Knowledge-Aware Neuron Interpretation for Scene Classification
Yong Guan, Freddy Lecue, Jiaoyan Chen, Ru Li, Jeff Z. Pan
TL;DR
This work presents a knowledge-aware framework for neuron-level interpretation in scene classification by leveraging ConceptNet-derived core concepts (CC). It introduces MinMax-based NetDissect to map neurons to complete CC, Concept Filtering to fuse semantically equivalent concepts via KG embeddings, and Model Manipulation to verify and enhance model behavior using CC. Across ADE20k and Opensurfaces, the approach improves explanation quality and yields substantial model gains, with concept fusion achieving over 23% IoU improvements and CC-based retraining delivering meaningful accuracy boosts.

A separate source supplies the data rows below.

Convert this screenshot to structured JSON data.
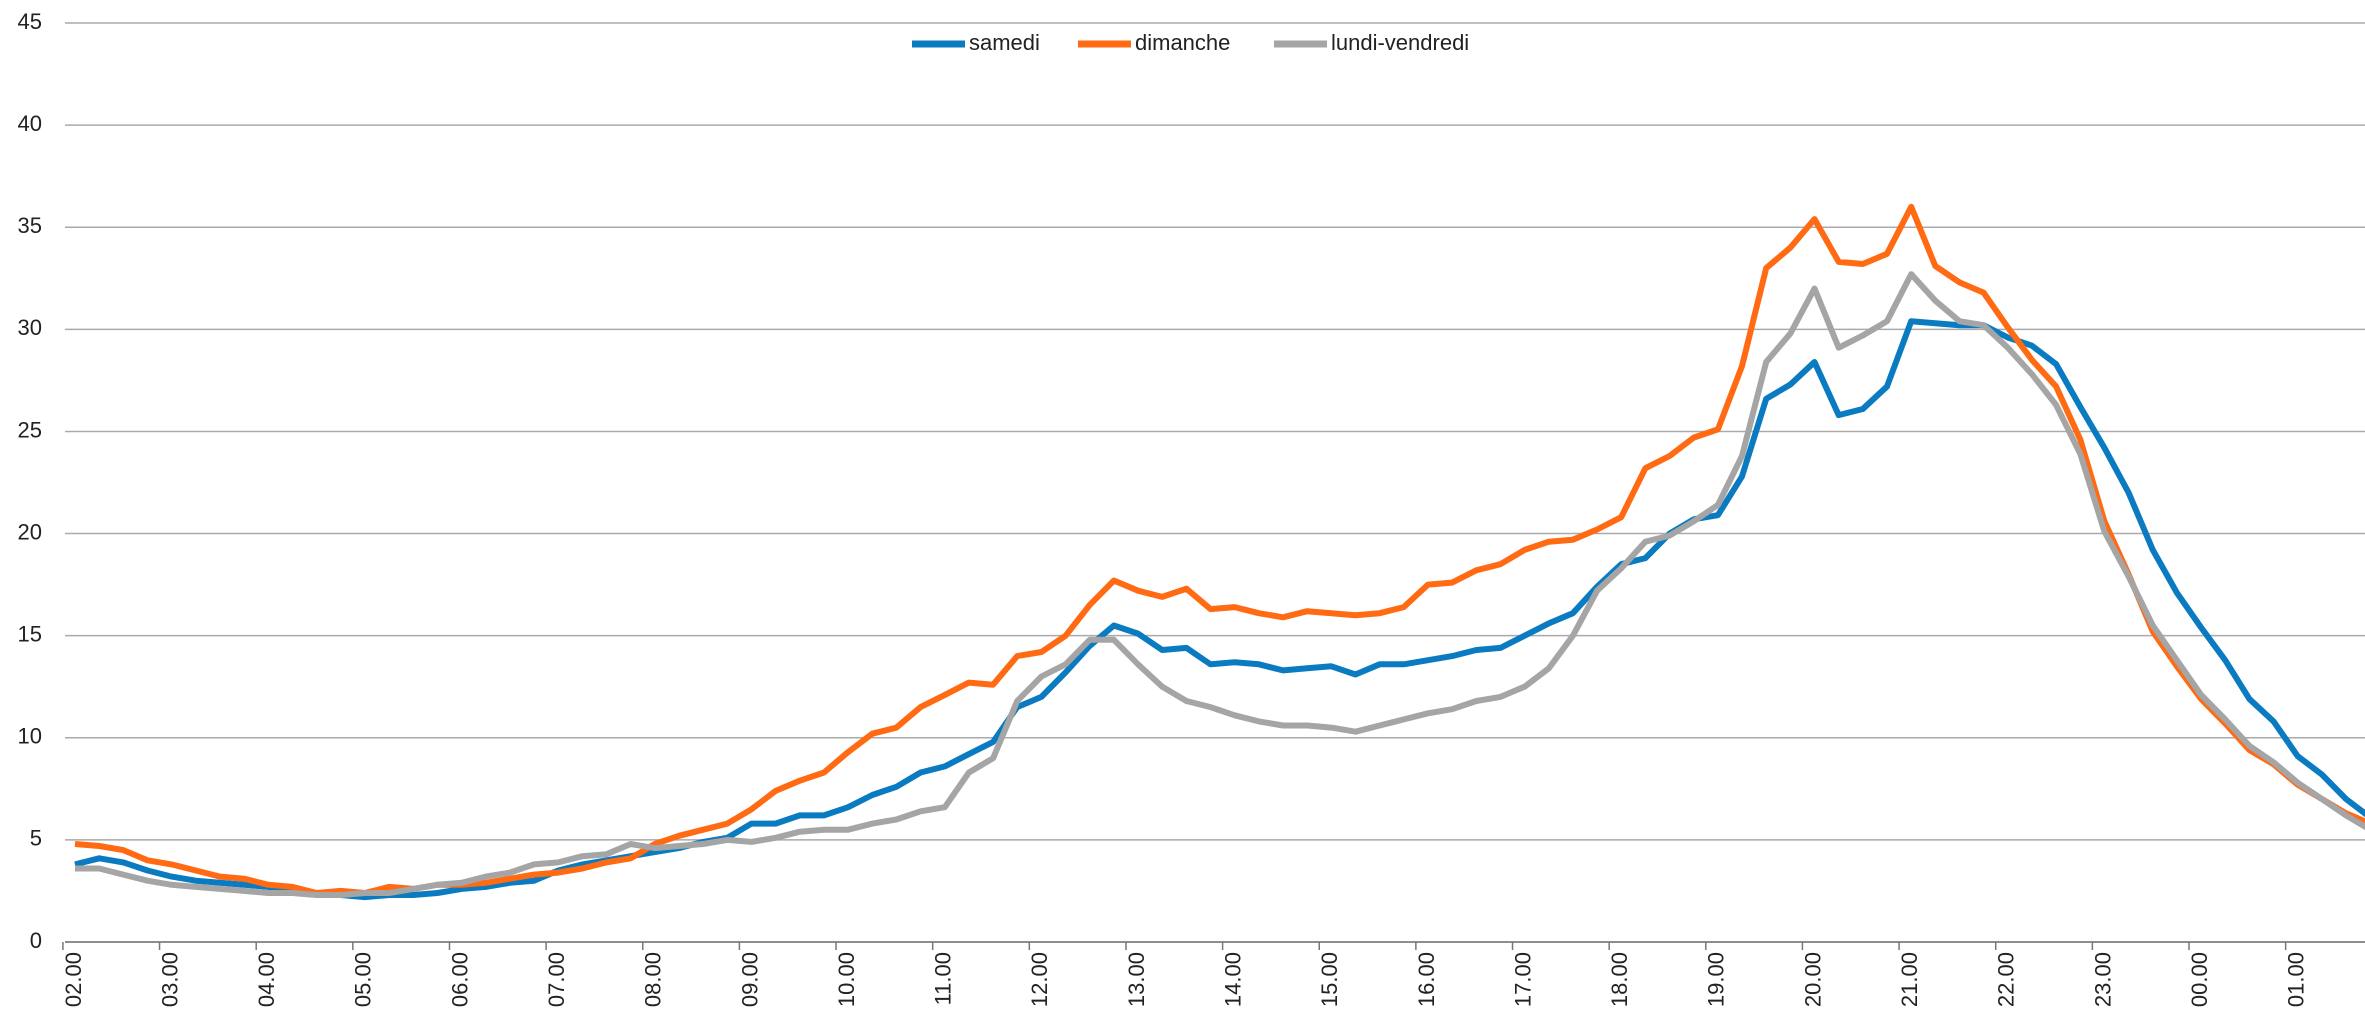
{
  "chart_data": {
    "type": "line",
    "categories": [
      "02.00",
      null,
      null,
      null,
      "03.00",
      null,
      null,
      null,
      "04.00",
      null,
      null,
      null,
      "05.00",
      null,
      null,
      null,
      "06.00",
      null,
      null,
      null,
      "07.00",
      null,
      null,
      null,
      "08.00",
      null,
      null,
      null,
      "09.00",
      null,
      null,
      null,
      "10.00",
      null,
      null,
      null,
      "11.00",
      null,
      null,
      null,
      "12.00",
      null,
      null,
      null,
      "13.00",
      null,
      null,
      null,
      "14.00",
      null,
      null,
      null,
      "15.00",
      null,
      null,
      null,
      "16.00",
      null,
      null,
      null,
      "17.00",
      null,
      null,
      null,
      "18.00",
      null,
      null,
      null,
      "19.00",
      null,
      null,
      null,
      "20.00",
      null,
      null,
      null,
      "21.00",
      null,
      null,
      null,
      "22.00",
      null,
      null,
      null,
      "23.00",
      null,
      null,
      null,
      "00.00",
      null,
      null,
      null,
      "01.00",
      null,
      null,
      null
    ],
    "series": [
      {
        "name": "samedi",
        "color": "#0a7bc1",
        "values": [
          3.8,
          4.1,
          3.9,
          3.5,
          3.2,
          3.0,
          2.9,
          2.8,
          2.7,
          2.5,
          2.4,
          2.3,
          2.2,
          2.3,
          2.3,
          2.4,
          2.6,
          2.7,
          2.9,
          3.0,
          3.5,
          3.8,
          4.0,
          4.2,
          4.4,
          4.6,
          4.9,
          5.1,
          5.8,
          5.8,
          6.2,
          6.2,
          6.6,
          7.2,
          7.6,
          8.3,
          8.6,
          9.2,
          9.8,
          11.5,
          12.0,
          13.2,
          14.5,
          15.5,
          15.1,
          14.3,
          14.4,
          13.6,
          13.7,
          13.6,
          13.3,
          13.4,
          13.5,
          13.1,
          13.6,
          13.6,
          13.8,
          14.0,
          14.3,
          14.4,
          15.0,
          15.6,
          16.1,
          17.4,
          18.5,
          18.8,
          20.0,
          20.7,
          20.9,
          22.8,
          26.6,
          27.3,
          28.4,
          25.8,
          26.1,
          27.2,
          30.4,
          30.3,
          30.2,
          30.2,
          29.6,
          29.2,
          28.3,
          26.2,
          24.2,
          22.0,
          19.2,
          17.1,
          15.4,
          13.8,
          11.9,
          10.8,
          9.1,
          8.2,
          7.0,
          6.1
        ]
      },
      {
        "name": "dimanche",
        "color": "#ff6a13",
        "values": [
          4.8,
          4.7,
          4.5,
          4.0,
          3.8,
          3.5,
          3.2,
          3.1,
          2.8,
          2.7,
          2.4,
          2.5,
          2.4,
          2.7,
          2.6,
          2.8,
          2.8,
          2.9,
          3.1,
          3.3,
          3.4,
          3.6,
          3.9,
          4.1,
          4.8,
          5.2,
          5.5,
          5.8,
          6.5,
          7.4,
          7.9,
          8.3,
          9.3,
          10.2,
          10.5,
          11.5,
          12.1,
          12.7,
          12.6,
          14.0,
          14.2,
          15.0,
          16.5,
          17.7,
          17.2,
          16.9,
          17.3,
          16.3,
          16.4,
          16.1,
          15.9,
          16.2,
          16.1,
          16.0,
          16.1,
          16.4,
          17.5,
          17.6,
          18.2,
          18.5,
          19.2,
          19.6,
          19.7,
          20.2,
          20.8,
          23.2,
          23.8,
          24.7,
          25.1,
          28.2,
          33.0,
          34.0,
          35.4,
          33.3,
          33.2,
          33.7,
          36.0,
          33.1,
          32.3,
          31.8,
          30.1,
          28.5,
          27.2,
          24.6,
          20.6,
          18.0,
          15.2,
          13.5,
          11.9,
          10.7,
          9.4,
          8.7,
          7.7,
          7.0,
          6.3,
          5.8
        ]
      },
      {
        "name": "lundi-vendredi",
        "color": "#a5a5a5",
        "values": [
          3.6,
          3.6,
          3.3,
          3.0,
          2.8,
          2.7,
          2.6,
          2.5,
          2.4,
          2.4,
          2.3,
          2.3,
          2.4,
          2.4,
          2.6,
          2.8,
          2.9,
          3.2,
          3.4,
          3.8,
          3.9,
          4.2,
          4.3,
          4.8,
          4.6,
          4.7,
          4.8,
          5.0,
          4.9,
          5.1,
          5.4,
          5.5,
          5.5,
          5.8,
          6.0,
          6.4,
          6.6,
          8.3,
          9.0,
          11.8,
          13.0,
          13.6,
          14.8,
          14.8,
          13.6,
          12.5,
          11.8,
          11.5,
          11.1,
          10.8,
          10.6,
          10.6,
          10.5,
          10.3,
          10.6,
          10.9,
          11.2,
          11.4,
          11.8,
          12.0,
          12.5,
          13.4,
          15.0,
          17.2,
          18.3,
          19.6,
          19.9,
          20.6,
          21.4,
          23.8,
          28.4,
          29.8,
          32.0,
          29.1,
          29.7,
          30.4,
          32.7,
          31.4,
          30.4,
          30.2,
          29.1,
          27.8,
          26.3,
          23.9,
          20.1,
          17.9,
          15.5,
          13.8,
          12.1,
          10.9,
          9.6,
          8.8,
          7.8,
          7.0,
          6.2,
          5.5
        ]
      }
    ],
    "ylim": [
      0,
      45
    ],
    "yticks": [
      0,
      5,
      10,
      15,
      20,
      25,
      30,
      35,
      40,
      45
    ],
    "grid": true,
    "legend": "top"
  }
}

The study demonstrates how external knowledge graphs can be integrated into neuron interpretation to both better explain decisions and actively improve model performance.
Abstract
Although neural models have achieved remarkable performance, they still encounter doubts due to the intransparency. To this end, model prediction explanation is attracting more and more attentions. However, current methods rarely incorporate external knowledge and still suffer from three limitations: (1) Neglecting concept completeness. Merely selecting concepts may not sufficient for prediction. (2) Lacking concept fusion. Failure to merge semantically-equivalent concepts. (3) Difficult in manipulating model behavior. Lack of verification for explanation on original model. To address these issues, we propose a novel knowledge-aware neuron interpretation framework to explain model predictions for image scene classification. Specifically, for concept completeness, we present core concepts of a scene based on knowledge graph, ConceptNet, to gauge the completeness of concepts. Our method, incorporating complete concepts, effectively provides better prediction explanations compared to baselines. Furthermore, for concept fusion, we introduce a knowledge graph-based method known as Concept Filtering, which produces over 23% point gain on neuron behaviors for neuron interpretation. At last, we propose Model Manipulation, which aims to study whether the core concepts based on ConceptNet could be employed to manipulate model behavior. The results show that core concepts can effectively improve the performance of original model by over 26%.